His company High Fidelity is banking on the decentralised technology to tag items to players instead of games, which lets you trade and transact goods across multiple games or worlds. High Fidelity has also created its own cryptocurrency known as High Fidelity Coin (HFC) as a standardised way to track transactions. Unlike other crypto, it cannot be mined and is traded at 100 HFC to US$1.
Virtual transactions can earn you real bucks too. In the Decentraland Metaverse, users snap up “land parcels” to be developed into venues for K-pop concerts in Korea. Users pay real money to “live” in the online world. Marginalised by rising residential prices and greater income gap, many of these Generation MZ users opt to hang out with friends in the Metaverse, shopping, and hosting social gatherings. It lets them party in the cloud (nine) too.

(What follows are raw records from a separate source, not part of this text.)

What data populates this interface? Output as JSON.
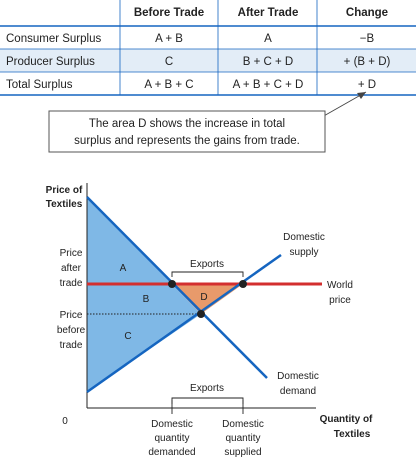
{
  "colors": {
    "accent": "#1565c0",
    "world_line": "#d32f2f",
    "consumer_fill": "#7fb8e6",
    "gains_fill": "#e89a6b",
    "table_shade": "#e3edf7",
    "rule": "#1565c0"
  },
  "table": {
    "headers": [
      "",
      "Before Trade",
      "After Trade",
      "Change"
    ],
    "rows": [
      {
        "label": "Consumer Surplus",
        "before": "A + B",
        "after": "A",
        "change": "−B"
      },
      {
        "label": "Producer Surplus",
        "before": "C",
        "after": "B + C + D",
        "change": "+ (B + D)"
      },
      {
        "label": "Total Surplus",
        "before": "A + B + C",
        "after": "A + B + C + D",
        "change": "+ D"
      }
    ]
  },
  "note": {
    "line1": "The area D shows the increase in total",
    "line2": "surplus and represents the gains from trade."
  },
  "diagram": {
    "y_axis_label": [
      "Price of",
      "Textiles"
    ],
    "x_axis_label": [
      "Quantity of",
      "Textiles"
    ],
    "origin": "0",
    "price_after": [
      "Price",
      "after",
      "trade"
    ],
    "price_before": [
      "Price",
      "before",
      "trade"
    ],
    "supply_label": [
      "Domestic",
      "supply"
    ],
    "demand_label": [
      "Domestic",
      "demand"
    ],
    "world_price_label": [
      "World",
      "price"
    ],
    "exports_label": "Exports",
    "qd_label": [
      "Domestic",
      "quantity",
      "demanded"
    ],
    "qs_label": [
      "Domestic",
      "quantity",
      "supplied"
    ],
    "areas": {
      "A": "A",
      "B": "B",
      "C": "C",
      "D": "D"
    }
  }
}
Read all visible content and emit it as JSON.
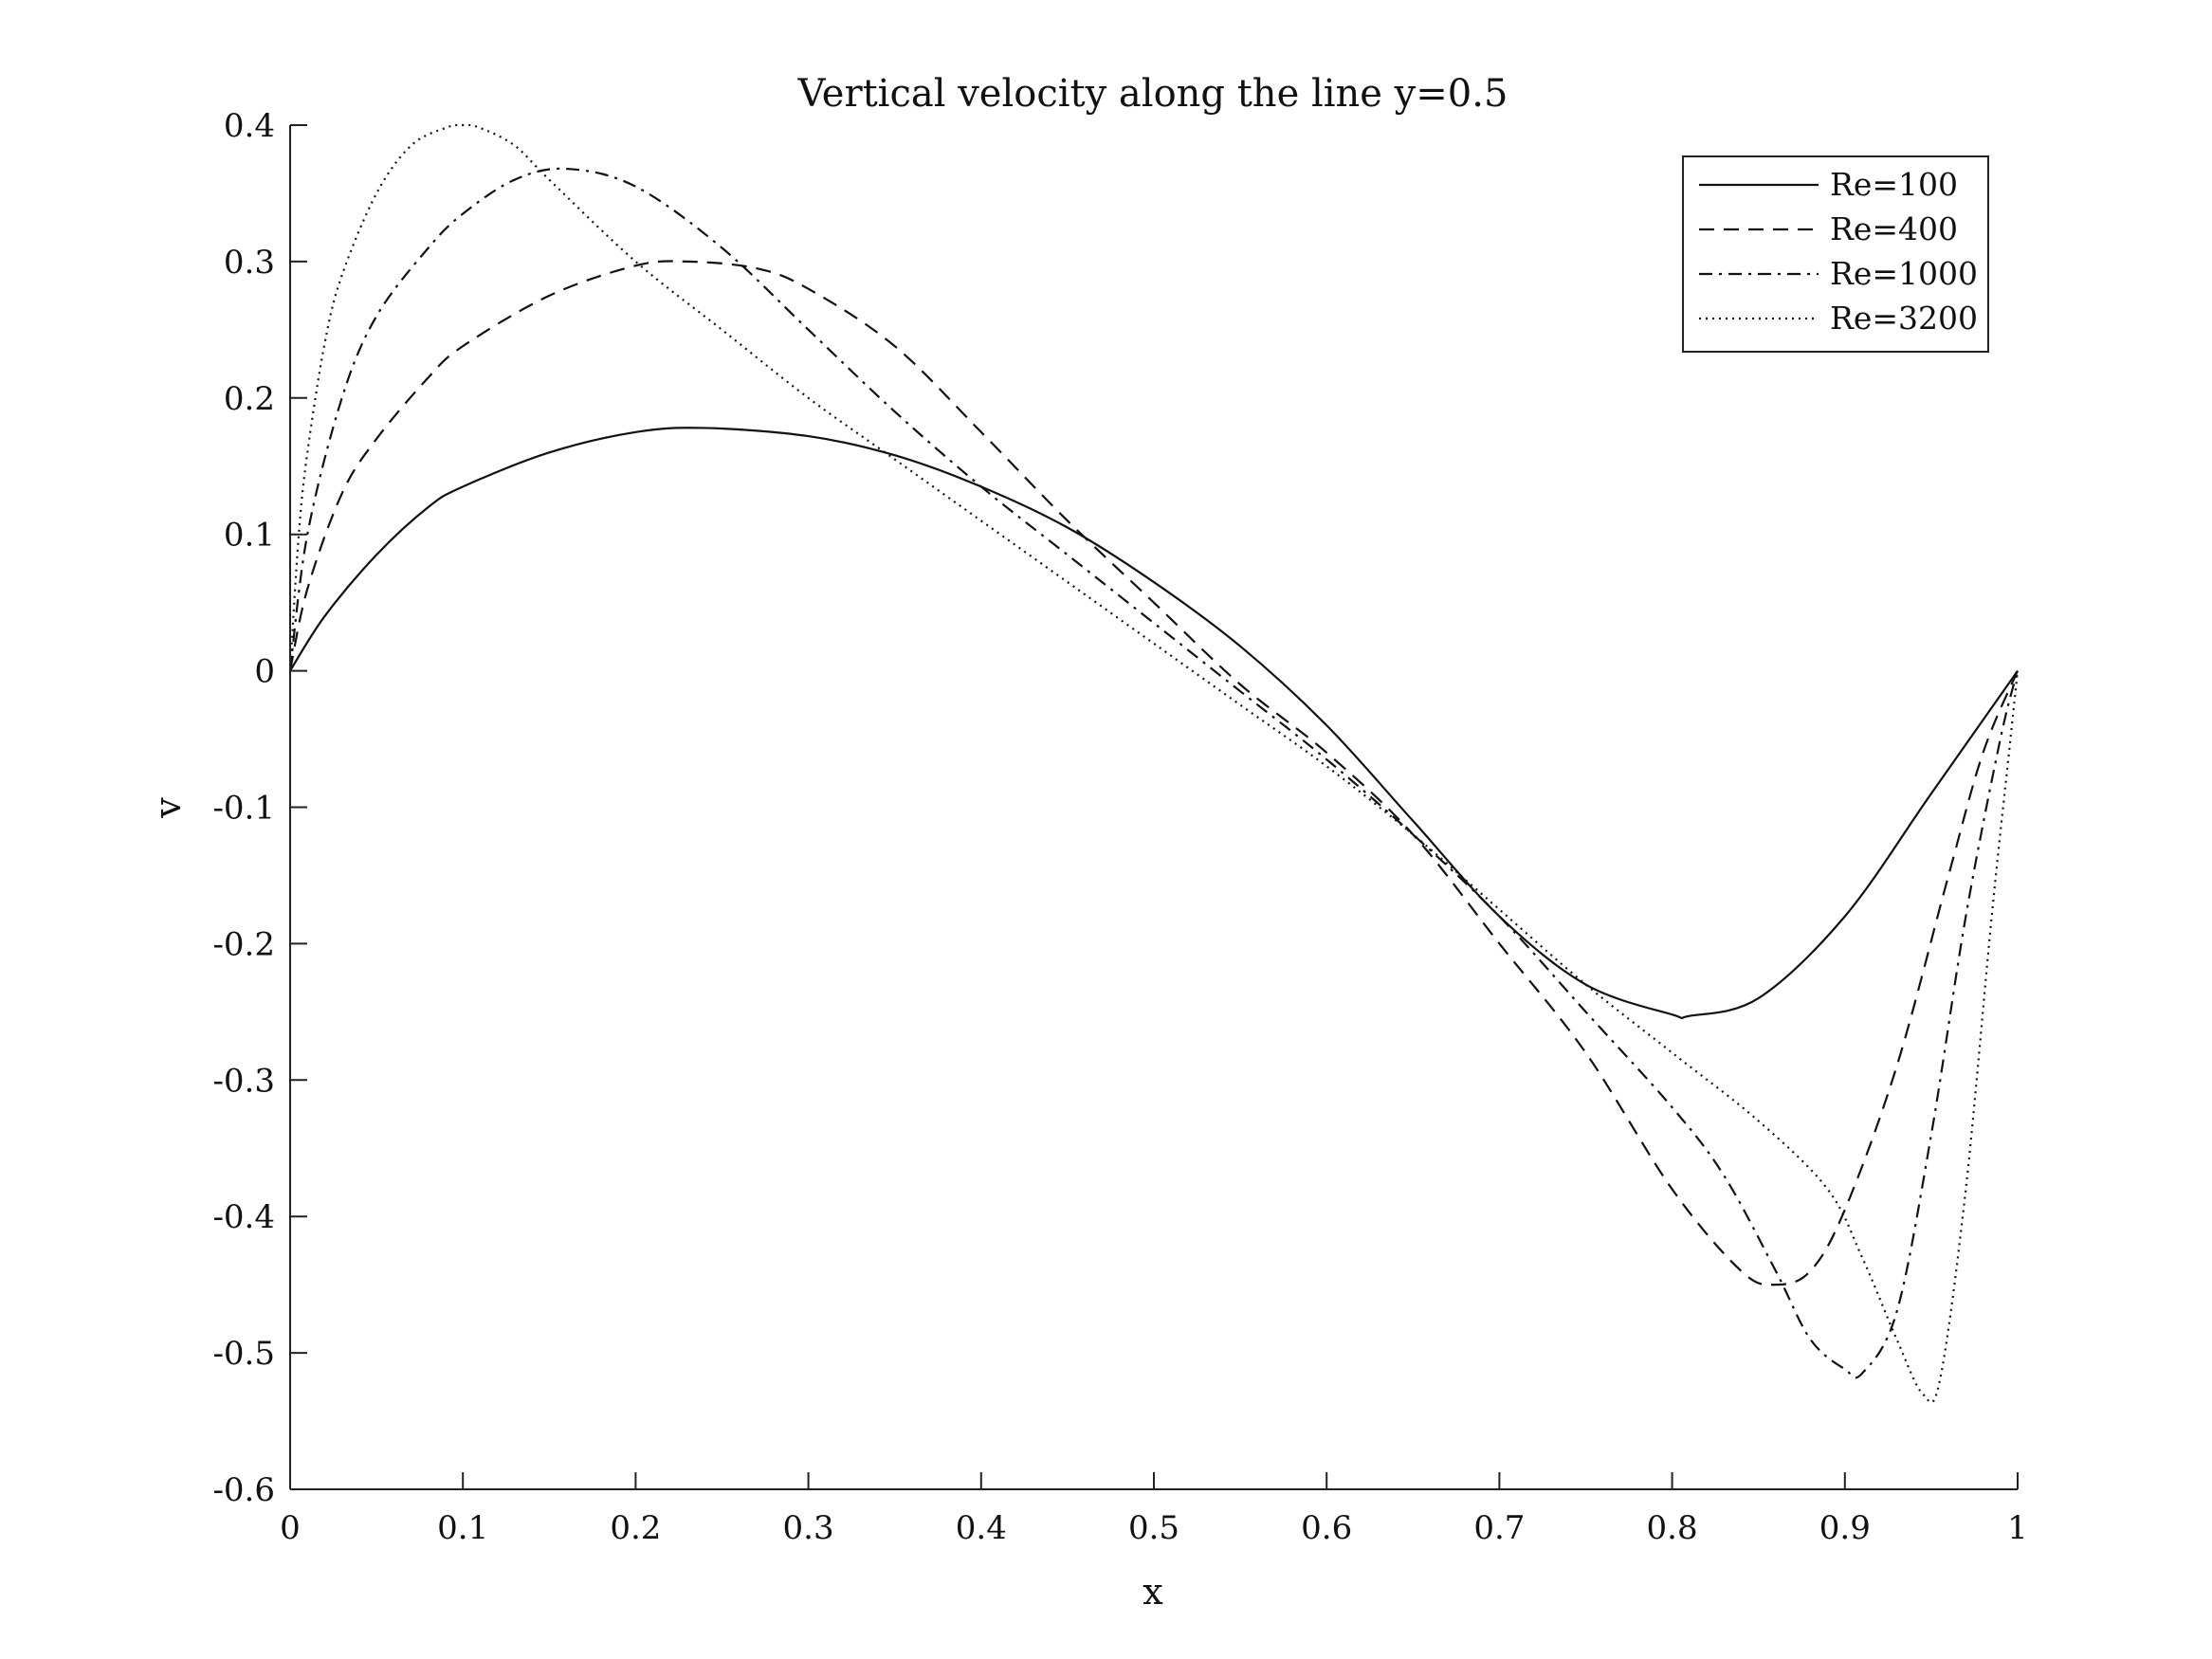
{
  "chart_data": {
    "type": "line",
    "title": "Vertical velocity along the line y=0.5",
    "xlabel": "x",
    "ylabel": "v",
    "xlim": [
      0,
      1
    ],
    "ylim": [
      -0.6,
      0.4
    ],
    "xticks": [
      0,
      0.1,
      0.2,
      0.3,
      0.4,
      0.5,
      0.6,
      0.7,
      0.8,
      0.9,
      1
    ],
    "xtick_labels": [
      "0",
      "0.1",
      "0.2",
      "0.3",
      "0.4",
      "0.5",
      "0.6",
      "0.7",
      "0.8",
      "0.9",
      "1"
    ],
    "yticks": [
      0.4,
      0.3,
      0.2,
      0.1,
      0,
      -0.1,
      -0.2,
      -0.3,
      -0.4,
      -0.5,
      -0.6
    ],
    "ytick_labels": [
      "0.4",
      "0.3",
      "0.2",
      "0.1",
      "0",
      "-0.1",
      "-0.2",
      "-0.3",
      "-0.4",
      "-0.5",
      "-0.6"
    ],
    "grid": false,
    "legend_position": "top-right",
    "series": [
      {
        "name": "Re=100",
        "style": "solid",
        "x": [
          0,
          0.02,
          0.05,
          0.08,
          0.1,
          0.15,
          0.2,
          0.24,
          0.3,
          0.35,
          0.4,
          0.45,
          0.5,
          0.55,
          0.6,
          0.65,
          0.7,
          0.75,
          0.8,
          0.81,
          0.85,
          0.9,
          0.95,
          1
        ],
        "y": [
          0,
          0.04,
          0.085,
          0.12,
          0.135,
          0.16,
          0.175,
          0.178,
          0.172,
          0.158,
          0.135,
          0.105,
          0.065,
          0.018,
          -0.04,
          -0.11,
          -0.18,
          -0.23,
          -0.252,
          -0.253,
          -0.24,
          -0.18,
          -0.09,
          0
        ]
      },
      {
        "name": "Re=400",
        "style": "dashed",
        "x": [
          0,
          0.01,
          0.03,
          0.05,
          0.08,
          0.1,
          0.15,
          0.2,
          0.23,
          0.27,
          0.3,
          0.35,
          0.4,
          0.45,
          0.5,
          0.55,
          0.6,
          0.65,
          0.7,
          0.75,
          0.8,
          0.84,
          0.86,
          0.88,
          0.9,
          0.93,
          0.96,
          0.98,
          1
        ],
        "y": [
          0,
          0.06,
          0.13,
          0.17,
          0.215,
          0.238,
          0.275,
          0.297,
          0.3,
          0.295,
          0.28,
          0.238,
          0.175,
          0.11,
          0.05,
          -0.01,
          -0.06,
          -0.12,
          -0.2,
          -0.28,
          -0.38,
          -0.44,
          -0.45,
          -0.44,
          -0.395,
          -0.29,
          -0.15,
          -0.06,
          0
        ]
      },
      {
        "name": "Re=1000",
        "style": "dashdot",
        "x": [
          0,
          0.01,
          0.03,
          0.05,
          0.08,
          0.1,
          0.13,
          0.16,
          0.2,
          0.25,
          0.3,
          0.35,
          0.4,
          0.45,
          0.5,
          0.55,
          0.6,
          0.65,
          0.7,
          0.75,
          0.8,
          0.83,
          0.86,
          0.88,
          0.9,
          0.91,
          0.93,
          0.95,
          0.97,
          0.99,
          1
        ],
        "y": [
          0,
          0.1,
          0.2,
          0.26,
          0.31,
          0.335,
          0.36,
          0.368,
          0.355,
          0.31,
          0.25,
          0.19,
          0.135,
          0.085,
          0.035,
          -0.015,
          -0.065,
          -0.12,
          -0.18,
          -0.25,
          -0.32,
          -0.37,
          -0.44,
          -0.49,
          -0.512,
          -0.515,
          -0.47,
          -0.34,
          -0.18,
          -0.05,
          0
        ]
      },
      {
        "name": "Re=3200",
        "style": "dotted",
        "x": [
          0,
          0.005,
          0.01,
          0.02,
          0.03,
          0.05,
          0.07,
          0.09,
          0.1,
          0.11,
          0.13,
          0.15,
          0.2,
          0.25,
          0.3,
          0.35,
          0.4,
          0.45,
          0.5,
          0.55,
          0.6,
          0.65,
          0.7,
          0.75,
          0.8,
          0.85,
          0.89,
          0.91,
          0.93,
          0.945,
          0.955,
          0.97,
          0.985,
          0.995,
          1
        ],
        "y": [
          0,
          0.1,
          0.16,
          0.24,
          0.29,
          0.35,
          0.385,
          0.398,
          0.4,
          0.398,
          0.385,
          0.36,
          0.3,
          0.25,
          0.2,
          0.155,
          0.11,
          0.065,
          0.02,
          -0.025,
          -0.07,
          -0.12,
          -0.175,
          -0.23,
          -0.28,
          -0.33,
          -0.38,
          -0.43,
          -0.49,
          -0.53,
          -0.52,
          -0.38,
          -0.18,
          -0.06,
          0
        ]
      }
    ]
  }
}
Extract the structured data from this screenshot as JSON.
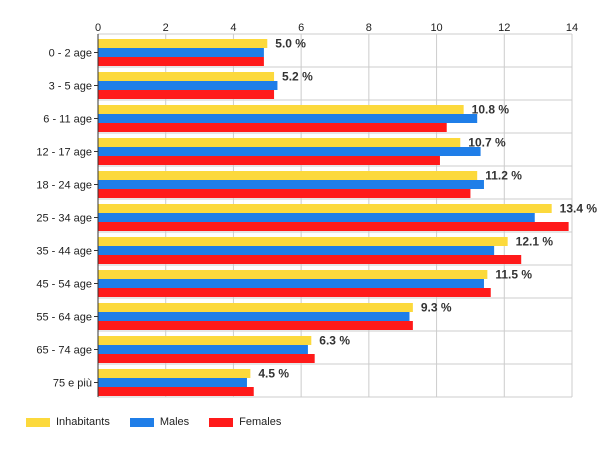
{
  "chart_data": {
    "type": "bar",
    "orientation": "horizontal",
    "title": "",
    "xlabel": "",
    "ylabel": "",
    "xlim": [
      0,
      14
    ],
    "x_ticks": [
      "0",
      "2",
      "4",
      "6",
      "8",
      "10",
      "12",
      "14"
    ],
    "x_tick_values": [
      0,
      2,
      4,
      6,
      8,
      10,
      12,
      14
    ],
    "axis_position": "top",
    "grid": true,
    "legend_position": "bottom-left",
    "categories": [
      "0 - 2 age",
      "3 - 5 age",
      "6 - 11 age",
      "12 - 17 age",
      "18 - 24 age",
      "25 - 34 age",
      "35 - 44 age",
      "45 - 54 age",
      "55 - 64 age",
      "65 - 74 age",
      "75 e più"
    ],
    "series": [
      {
        "name": "Inhabitants",
        "color": "#fcd93c",
        "values": [
          5.0,
          5.2,
          10.8,
          10.7,
          11.2,
          13.4,
          12.1,
          11.5,
          9.3,
          6.3,
          4.5
        ]
      },
      {
        "name": "Males",
        "color": "#1f7ee8",
        "values": [
          4.9,
          5.3,
          11.2,
          11.3,
          11.4,
          12.9,
          11.7,
          11.4,
          9.2,
          6.2,
          4.4
        ]
      },
      {
        "name": "Females",
        "color": "#ff1a1a",
        "values": [
          4.9,
          5.2,
          10.3,
          10.1,
          11.0,
          13.9,
          12.5,
          11.6,
          9.3,
          6.4,
          4.6
        ]
      }
    ],
    "data_labels": [
      "5.0 %",
      "5.2 %",
      "10.8 %",
      "10.7 %",
      "11.2 %",
      "13.4 %",
      "12.1 %",
      "11.5 %",
      "9.3 %",
      "6.3 %",
      "4.5 %"
    ]
  }
}
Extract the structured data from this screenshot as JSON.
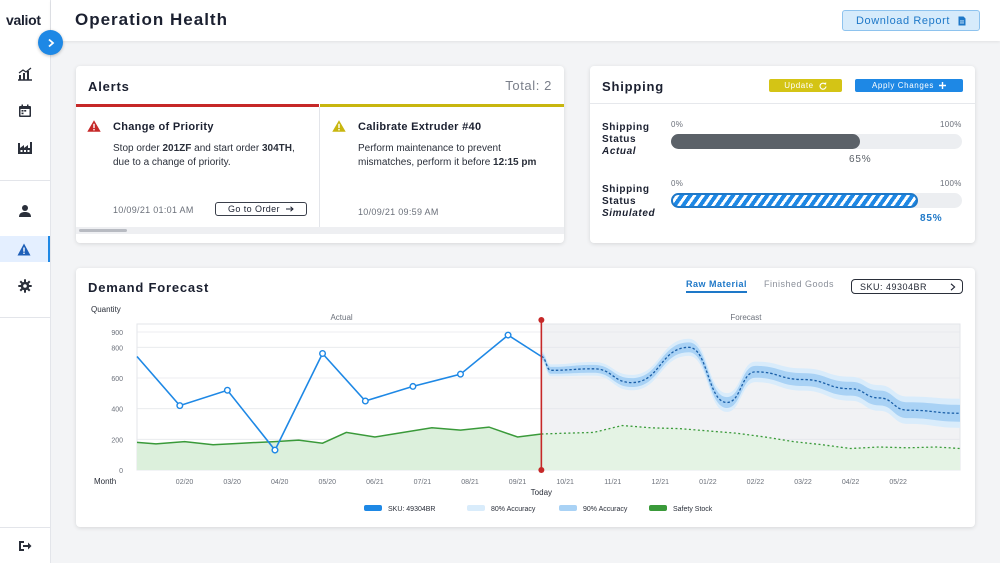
{
  "app": {
    "logo": "valiot"
  },
  "header": {
    "title": "Operation Health",
    "download_label": "Download Report"
  },
  "sidebar": {
    "items": [
      {
        "name": "dashboard-icon"
      },
      {
        "name": "calendar-icon"
      },
      {
        "name": "factory-icon"
      },
      {
        "name": "user-icon"
      },
      {
        "name": "alert-icon",
        "active": true
      },
      {
        "name": "gear-icon"
      },
      {
        "name": "logout-icon"
      }
    ]
  },
  "alerts": {
    "title": "Alerts",
    "total": "Total: 2",
    "items": [
      {
        "severity": "critical",
        "color": "#c62828",
        "title": "Change of Priority",
        "body_pre": "Stop order ",
        "body_b1": "201ZF",
        "body_mid": " and start order ",
        "body_b2": "304TH",
        "body_post": ",",
        "body_line2": "due to a change of priority.",
        "time": "10/09/21 01:01 AM",
        "action": "Go to Order"
      },
      {
        "severity": "warning",
        "color": "#c8b60f",
        "title": "Calibrate Extruder #40",
        "body_line1": "Perform maintenance to prevent",
        "body_pre2": "mismatches, perform it before ",
        "body_b": "12:15 pm",
        "time": "10/09/21 09:59 AM"
      }
    ]
  },
  "shipping": {
    "title": "Shipping",
    "update_label": "Update",
    "apply_label": "Apply Changes",
    "scale_min": "0%",
    "scale_max": "100%",
    "actual": {
      "line1": "Shipping",
      "line2": "Status",
      "line3": "Actual",
      "value": 0.65,
      "pct_label": "65%"
    },
    "simulated": {
      "line1": "Shipping",
      "line2": "Status",
      "line3": "Simulated",
      "value": 0.85,
      "pct_label": "85%"
    }
  },
  "forecast": {
    "title": "Demand Forecast",
    "tabs": [
      {
        "label": "Raw Material",
        "active": true
      },
      {
        "label": "Finished Goods",
        "active": false
      }
    ],
    "sku_label": "SKU: 49304BR"
  },
  "colors": {
    "accent": "#1e88e5",
    "critical": "#c62828",
    "warning": "#c8b60f",
    "safety": "#3a9a3a",
    "today_line": "#c62828"
  },
  "chart_data": {
    "type": "line",
    "ylabel": "Quantity",
    "xlabel": "Month",
    "ylim": [
      0,
      900
    ],
    "yticks": [
      0,
      200,
      400,
      600,
      800,
      900
    ],
    "region_labels": {
      "actual": "Actual",
      "forecast": "Forecast"
    },
    "today_label": "Today",
    "today_x": 8.5,
    "xtick_labels": [
      {
        "x": 1,
        "label": "02/20"
      },
      {
        "x": 2,
        "label": "03/20"
      },
      {
        "x": 3,
        "label": "04/20"
      },
      {
        "x": 4,
        "label": "05/20"
      },
      {
        "x": 5,
        "label": "06/21"
      },
      {
        "x": 6,
        "label": "07/21"
      },
      {
        "x": 7,
        "label": "08/21"
      },
      {
        "x": 8,
        "label": "09/21"
      },
      {
        "x": 9,
        "label": "10/21"
      },
      {
        "x": 10,
        "label": "11/21"
      },
      {
        "x": 11,
        "label": "12/21"
      },
      {
        "x": 12,
        "label": "01/22"
      },
      {
        "x": 13,
        "label": "02/22"
      },
      {
        "x": 14,
        "label": "03/22"
      },
      {
        "x": 15,
        "label": "04/22"
      },
      {
        "x": 16,
        "label": "05/22"
      }
    ],
    "series": [
      {
        "name": "SKU: 49304BR",
        "color": "#1e88e5",
        "actual": [
          [
            0,
            740
          ],
          [
            0.9,
            420
          ],
          [
            1.9,
            520
          ],
          [
            2.9,
            130
          ],
          [
            3.9,
            760
          ],
          [
            4.8,
            450
          ],
          [
            5.8,
            545
          ],
          [
            6.8,
            625
          ],
          [
            7.8,
            880
          ],
          [
            8.5,
            740
          ]
        ],
        "forecast": [
          [
            8.5,
            740
          ],
          [
            8.7,
            650
          ],
          [
            9.6,
            660
          ],
          [
            10.4,
            570
          ],
          [
            11.6,
            800
          ],
          [
            12.4,
            440
          ],
          [
            13.0,
            640
          ],
          [
            14.0,
            590
          ],
          [
            15.0,
            530
          ],
          [
            15.6,
            470
          ],
          [
            16.2,
            390
          ],
          [
            17.3,
            370
          ]
        ]
      },
      {
        "name": "80% Accuracy",
        "color": "#d9ecfb",
        "band_halfwidth": 95
      },
      {
        "name": "90% Accuracy",
        "color": "#a9d2f5",
        "band_halfwidth": 55
      },
      {
        "name": "Safety Stock",
        "color": "#3a9a3a",
        "actual": [
          [
            0,
            180
          ],
          [
            0.4,
            170
          ],
          [
            1,
            185
          ],
          [
            1.6,
            165
          ],
          [
            2.2,
            175
          ],
          [
            2.9,
            185
          ],
          [
            3.4,
            195
          ],
          [
            3.9,
            175
          ],
          [
            4.4,
            245
          ],
          [
            5,
            215
          ],
          [
            5.6,
            245
          ],
          [
            6.2,
            275
          ],
          [
            6.8,
            260
          ],
          [
            7.4,
            280
          ],
          [
            8,
            215
          ],
          [
            8.5,
            235
          ]
        ],
        "forecast": [
          [
            8.5,
            235
          ],
          [
            9.0,
            240
          ],
          [
            9.6,
            245
          ],
          [
            10.2,
            290
          ],
          [
            10.8,
            275
          ],
          [
            11.4,
            270
          ],
          [
            12.0,
            255
          ],
          [
            12.6,
            240
          ],
          [
            13.2,
            215
          ],
          [
            13.8,
            185
          ],
          [
            14.4,
            165
          ],
          [
            15.0,
            140
          ],
          [
            15.6,
            150
          ],
          [
            16.2,
            145
          ],
          [
            16.8,
            150
          ],
          [
            17.3,
            140
          ]
        ]
      }
    ],
    "legend": [
      {
        "name": "SKU: 49304BR",
        "color": "#1e88e5"
      },
      {
        "name": "80% Accuracy",
        "color": "#d9ecfb"
      },
      {
        "name": "90% Accuracy",
        "color": "#a9d2f5"
      },
      {
        "name": "Safety Stock",
        "color": "#3a9a3a"
      }
    ],
    "legend_position": "bottom"
  }
}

Korean Chaebol Samsung is also cashing on this trend with its Samsung Global Metaverse Fund, which invests in cloud computing and VR as well as online gaming, gaming payments, 3D design tools, platform businesses, mobility and the luxury goods industry.
Is it any wonder, then, that Facebook is pushing so hard for its own cryptocurrency, DIEM (Formerly LIBRA)?
Going to the great Metaverse in the cloud
Big Tech is definitely driving this new future. Microsoft’s implantable chip for transactions and Elon Musk’s neurochip seem geared for a fully immersive virtual world. With extended lockdowns, shuttered flights and greater technology that fosters “real” human connection, the Metaverse may be closer than we think.
A snap poll done by Loup Ventures revealed almost 12 per cent of its respondents already think we are living in a simulation and more than half (57 per cent) think humanity will live in a simulation at some point in the future.
In the 2020 comedy series, Upload, the protagonist Nathan Brown is uploaded into a digital “heaven” when his self-driving car gets into an accident. His girlfriend uploads his consciousness into a Metaverse funded by her real-world bank account. As a result, Nathan is under her beck and call as he needs her cash to live in the afterworld. The couple even attempts sex using a haptic suit.
Is science fiction colliding with the real world? If it is, will you choose the blue pill or the red?